Index Server is a great product! On the administrative side of things, it is easy to install, performance is good, and once installed maintenance tasks are minimal. The development of search applications using ASP is also made fairly straightforward through the use of the Query and Utility server components.
The main limitation of Index Server is that it can really only be used to index content hosted on servers on the same machine or network as the machine hosting the Index Server service. Although it is possible to set up a share to a Unix/Linux Apache webserver using a file sharing solution such as SAMBA, this isn't always satisfactory because Index Server is not case sensitive with respect to filenames, so this can cause problems when displaying search results.
Another issue is that it can be a chore to prevent Index Server from indexing certain content on a server. Unlike a web robot, it has no concept of the Robots Exclusion Standard specification (i.e. robots.txt files) and is unaffected by the 'robots' meta tag.

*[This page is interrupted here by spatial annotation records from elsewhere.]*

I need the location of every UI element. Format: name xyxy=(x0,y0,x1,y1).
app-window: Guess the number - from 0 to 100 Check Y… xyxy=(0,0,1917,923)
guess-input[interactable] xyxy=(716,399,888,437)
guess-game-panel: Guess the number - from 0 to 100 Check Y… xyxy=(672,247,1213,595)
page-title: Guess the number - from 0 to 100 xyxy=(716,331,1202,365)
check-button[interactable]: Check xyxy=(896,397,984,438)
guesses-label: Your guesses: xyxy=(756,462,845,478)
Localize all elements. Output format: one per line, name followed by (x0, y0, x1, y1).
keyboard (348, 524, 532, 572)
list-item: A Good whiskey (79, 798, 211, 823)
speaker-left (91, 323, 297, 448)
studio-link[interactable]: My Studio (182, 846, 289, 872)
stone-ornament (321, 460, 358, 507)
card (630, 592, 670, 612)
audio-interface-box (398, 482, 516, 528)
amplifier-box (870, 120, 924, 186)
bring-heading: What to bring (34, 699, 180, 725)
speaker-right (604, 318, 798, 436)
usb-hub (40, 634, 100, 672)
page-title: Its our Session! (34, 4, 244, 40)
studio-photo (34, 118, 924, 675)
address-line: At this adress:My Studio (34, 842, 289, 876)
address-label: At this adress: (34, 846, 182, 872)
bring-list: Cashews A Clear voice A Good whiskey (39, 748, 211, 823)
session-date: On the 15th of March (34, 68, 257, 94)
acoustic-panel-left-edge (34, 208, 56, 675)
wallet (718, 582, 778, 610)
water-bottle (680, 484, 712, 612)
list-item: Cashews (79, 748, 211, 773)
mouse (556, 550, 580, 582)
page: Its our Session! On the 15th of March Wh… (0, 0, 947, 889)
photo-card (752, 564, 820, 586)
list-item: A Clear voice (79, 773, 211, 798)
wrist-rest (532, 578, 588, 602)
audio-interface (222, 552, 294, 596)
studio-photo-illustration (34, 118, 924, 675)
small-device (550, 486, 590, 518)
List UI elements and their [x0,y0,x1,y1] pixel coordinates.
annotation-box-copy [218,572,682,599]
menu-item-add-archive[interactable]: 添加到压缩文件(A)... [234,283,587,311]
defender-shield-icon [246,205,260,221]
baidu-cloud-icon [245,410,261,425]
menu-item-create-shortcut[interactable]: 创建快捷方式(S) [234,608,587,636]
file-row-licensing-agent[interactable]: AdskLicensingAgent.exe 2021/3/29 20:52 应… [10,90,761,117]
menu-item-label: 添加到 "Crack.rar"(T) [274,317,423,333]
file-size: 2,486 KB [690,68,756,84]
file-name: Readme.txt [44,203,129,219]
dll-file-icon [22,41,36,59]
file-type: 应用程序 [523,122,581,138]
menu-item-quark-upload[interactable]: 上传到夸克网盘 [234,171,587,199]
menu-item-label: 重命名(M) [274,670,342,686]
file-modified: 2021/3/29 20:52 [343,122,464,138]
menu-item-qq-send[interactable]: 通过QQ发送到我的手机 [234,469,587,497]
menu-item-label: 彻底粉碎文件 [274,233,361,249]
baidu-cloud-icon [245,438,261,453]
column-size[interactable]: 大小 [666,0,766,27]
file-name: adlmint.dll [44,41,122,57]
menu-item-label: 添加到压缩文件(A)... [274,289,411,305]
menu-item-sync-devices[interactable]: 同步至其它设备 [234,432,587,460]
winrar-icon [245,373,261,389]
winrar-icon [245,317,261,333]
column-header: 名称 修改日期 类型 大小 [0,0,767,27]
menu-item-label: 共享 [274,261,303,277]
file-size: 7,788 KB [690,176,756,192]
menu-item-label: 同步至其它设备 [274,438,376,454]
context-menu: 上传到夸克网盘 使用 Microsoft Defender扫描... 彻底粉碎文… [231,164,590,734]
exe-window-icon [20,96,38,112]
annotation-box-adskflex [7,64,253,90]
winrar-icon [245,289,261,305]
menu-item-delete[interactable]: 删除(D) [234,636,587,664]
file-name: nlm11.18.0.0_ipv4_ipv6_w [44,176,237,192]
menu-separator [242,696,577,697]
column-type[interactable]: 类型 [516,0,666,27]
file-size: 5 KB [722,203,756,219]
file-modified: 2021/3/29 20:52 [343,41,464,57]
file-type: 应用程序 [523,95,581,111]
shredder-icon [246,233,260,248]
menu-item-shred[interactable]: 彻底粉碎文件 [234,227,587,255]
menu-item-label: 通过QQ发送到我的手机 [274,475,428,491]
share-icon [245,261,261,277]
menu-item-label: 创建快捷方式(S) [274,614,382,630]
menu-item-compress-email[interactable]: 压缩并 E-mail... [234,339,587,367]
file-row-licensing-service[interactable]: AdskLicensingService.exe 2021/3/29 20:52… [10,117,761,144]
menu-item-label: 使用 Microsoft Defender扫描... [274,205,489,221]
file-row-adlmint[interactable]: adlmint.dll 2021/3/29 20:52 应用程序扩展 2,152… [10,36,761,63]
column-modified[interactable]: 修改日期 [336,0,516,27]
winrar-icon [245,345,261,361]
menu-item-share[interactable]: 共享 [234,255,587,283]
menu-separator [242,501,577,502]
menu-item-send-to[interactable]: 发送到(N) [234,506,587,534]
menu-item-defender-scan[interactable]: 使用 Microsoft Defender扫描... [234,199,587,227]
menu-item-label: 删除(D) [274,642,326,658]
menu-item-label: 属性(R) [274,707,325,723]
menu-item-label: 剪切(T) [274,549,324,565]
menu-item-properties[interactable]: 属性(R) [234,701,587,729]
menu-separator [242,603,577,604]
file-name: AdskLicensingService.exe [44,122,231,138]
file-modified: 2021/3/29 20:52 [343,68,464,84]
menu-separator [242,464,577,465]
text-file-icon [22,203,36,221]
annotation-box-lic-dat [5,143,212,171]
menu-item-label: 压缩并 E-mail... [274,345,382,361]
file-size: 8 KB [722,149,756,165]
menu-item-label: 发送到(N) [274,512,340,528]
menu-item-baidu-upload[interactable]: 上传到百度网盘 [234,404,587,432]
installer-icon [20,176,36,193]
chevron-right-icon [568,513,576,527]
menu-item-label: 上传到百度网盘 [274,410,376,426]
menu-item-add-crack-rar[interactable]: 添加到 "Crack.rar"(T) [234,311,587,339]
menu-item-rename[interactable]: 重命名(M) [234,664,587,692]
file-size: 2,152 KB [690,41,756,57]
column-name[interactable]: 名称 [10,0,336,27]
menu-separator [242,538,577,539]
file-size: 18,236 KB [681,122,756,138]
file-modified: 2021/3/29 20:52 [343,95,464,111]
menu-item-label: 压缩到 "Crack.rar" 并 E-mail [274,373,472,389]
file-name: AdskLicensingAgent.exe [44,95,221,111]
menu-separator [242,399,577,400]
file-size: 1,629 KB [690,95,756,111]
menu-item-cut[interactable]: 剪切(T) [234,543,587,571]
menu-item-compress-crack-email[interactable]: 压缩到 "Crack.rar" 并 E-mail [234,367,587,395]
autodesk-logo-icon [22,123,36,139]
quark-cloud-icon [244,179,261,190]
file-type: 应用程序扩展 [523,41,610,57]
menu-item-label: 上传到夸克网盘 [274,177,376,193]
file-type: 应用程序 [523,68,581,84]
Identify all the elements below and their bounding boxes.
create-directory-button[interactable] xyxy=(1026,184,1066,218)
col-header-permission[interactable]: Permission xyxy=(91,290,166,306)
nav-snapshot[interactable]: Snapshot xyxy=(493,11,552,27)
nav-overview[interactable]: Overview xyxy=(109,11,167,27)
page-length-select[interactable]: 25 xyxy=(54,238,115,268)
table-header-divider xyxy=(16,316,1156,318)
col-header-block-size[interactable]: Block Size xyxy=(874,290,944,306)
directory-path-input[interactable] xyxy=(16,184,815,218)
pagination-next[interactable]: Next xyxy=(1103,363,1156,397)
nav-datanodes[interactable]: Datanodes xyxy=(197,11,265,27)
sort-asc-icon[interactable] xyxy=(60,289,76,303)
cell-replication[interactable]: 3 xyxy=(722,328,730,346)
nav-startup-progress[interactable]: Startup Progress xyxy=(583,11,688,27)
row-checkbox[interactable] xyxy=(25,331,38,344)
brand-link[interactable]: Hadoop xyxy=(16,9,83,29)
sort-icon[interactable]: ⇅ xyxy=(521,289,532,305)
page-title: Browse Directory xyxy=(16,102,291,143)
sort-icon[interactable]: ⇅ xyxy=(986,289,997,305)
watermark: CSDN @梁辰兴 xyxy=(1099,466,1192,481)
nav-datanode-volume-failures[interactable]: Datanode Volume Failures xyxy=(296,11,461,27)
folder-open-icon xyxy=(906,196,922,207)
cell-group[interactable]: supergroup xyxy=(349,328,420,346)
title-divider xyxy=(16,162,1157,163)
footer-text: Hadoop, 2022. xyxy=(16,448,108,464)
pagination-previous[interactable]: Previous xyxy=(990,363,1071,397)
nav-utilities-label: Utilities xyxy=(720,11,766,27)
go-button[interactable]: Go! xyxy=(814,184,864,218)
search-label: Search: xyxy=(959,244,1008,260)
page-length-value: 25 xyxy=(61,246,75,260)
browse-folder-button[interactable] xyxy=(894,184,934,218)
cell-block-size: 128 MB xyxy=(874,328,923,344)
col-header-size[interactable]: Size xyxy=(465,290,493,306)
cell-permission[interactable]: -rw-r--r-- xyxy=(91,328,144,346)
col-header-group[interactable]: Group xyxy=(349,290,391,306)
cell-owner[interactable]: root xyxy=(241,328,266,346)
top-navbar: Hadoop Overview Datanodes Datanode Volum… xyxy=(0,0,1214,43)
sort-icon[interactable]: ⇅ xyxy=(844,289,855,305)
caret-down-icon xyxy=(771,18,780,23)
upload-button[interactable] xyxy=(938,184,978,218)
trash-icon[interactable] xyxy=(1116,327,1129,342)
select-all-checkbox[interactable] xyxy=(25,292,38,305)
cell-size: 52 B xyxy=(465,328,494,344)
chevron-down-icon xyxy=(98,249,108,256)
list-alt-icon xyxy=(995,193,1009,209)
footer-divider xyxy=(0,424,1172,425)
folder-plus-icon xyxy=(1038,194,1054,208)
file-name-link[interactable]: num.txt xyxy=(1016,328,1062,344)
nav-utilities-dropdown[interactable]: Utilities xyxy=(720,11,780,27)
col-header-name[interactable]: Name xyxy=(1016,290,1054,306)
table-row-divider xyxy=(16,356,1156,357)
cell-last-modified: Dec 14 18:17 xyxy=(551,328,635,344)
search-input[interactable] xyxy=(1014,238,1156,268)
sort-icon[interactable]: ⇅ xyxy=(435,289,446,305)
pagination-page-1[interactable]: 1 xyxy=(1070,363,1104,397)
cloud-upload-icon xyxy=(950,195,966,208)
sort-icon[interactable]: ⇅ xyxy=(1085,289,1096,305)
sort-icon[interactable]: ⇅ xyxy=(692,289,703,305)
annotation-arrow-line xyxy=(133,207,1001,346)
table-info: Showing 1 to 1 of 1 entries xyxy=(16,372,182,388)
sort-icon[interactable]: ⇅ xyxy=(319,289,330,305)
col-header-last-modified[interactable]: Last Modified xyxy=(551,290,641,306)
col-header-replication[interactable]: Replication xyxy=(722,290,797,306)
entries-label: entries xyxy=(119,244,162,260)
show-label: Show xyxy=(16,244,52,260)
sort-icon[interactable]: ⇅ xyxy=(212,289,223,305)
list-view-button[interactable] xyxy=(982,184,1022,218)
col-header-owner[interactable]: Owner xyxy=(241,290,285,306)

Retrieving and indexing content from a web server by use of a web robot is the solution. The web robot is able to mimic a web browser, starting at one page in the site and traversing the links in the site until it has retrieved all of the pages of the site. The robot will potentially be able to retrieve content from any webserver, regardless of the platform it is hosted on. Two products that allow you to do this are Microsoft's Site Server 3.0 and the author's own Index Server Companion.
Microsoft Site Server 3.0
Microsoft's Site Server 3.0 software suite has a Search application that enhances Index Server by allowing you to (amongst other things) retrieve and index content from remote websites using an integrated web robot. For an overview of Site Server 3.0 Search, take a look at an article I wrote for ariadne.ac.uk. Unfortunately Site Server 3.0 Search has a few shortcomings, including:
- Site Server 3.0 isn't the easiest of applications to install.
- The product wasn't really designed for Windows 2000 Server.
- It doesn't appear that the product is still in active development.
- It isn't very useful if your websites are hosted by a third party, and they don't have Site Server 3.0 installed.
- Site Server 3.0 costs a lot of money, which cannot always be justified if you only want to use the Search application of the software suite.
Index Server Companion
The Index Server Companion is the cost effective method of retrieving content from remote webservers for Index Server to index. Furthermore it also allows retrieval of content from ODBC databases which can be subsequently indexed by Index Server.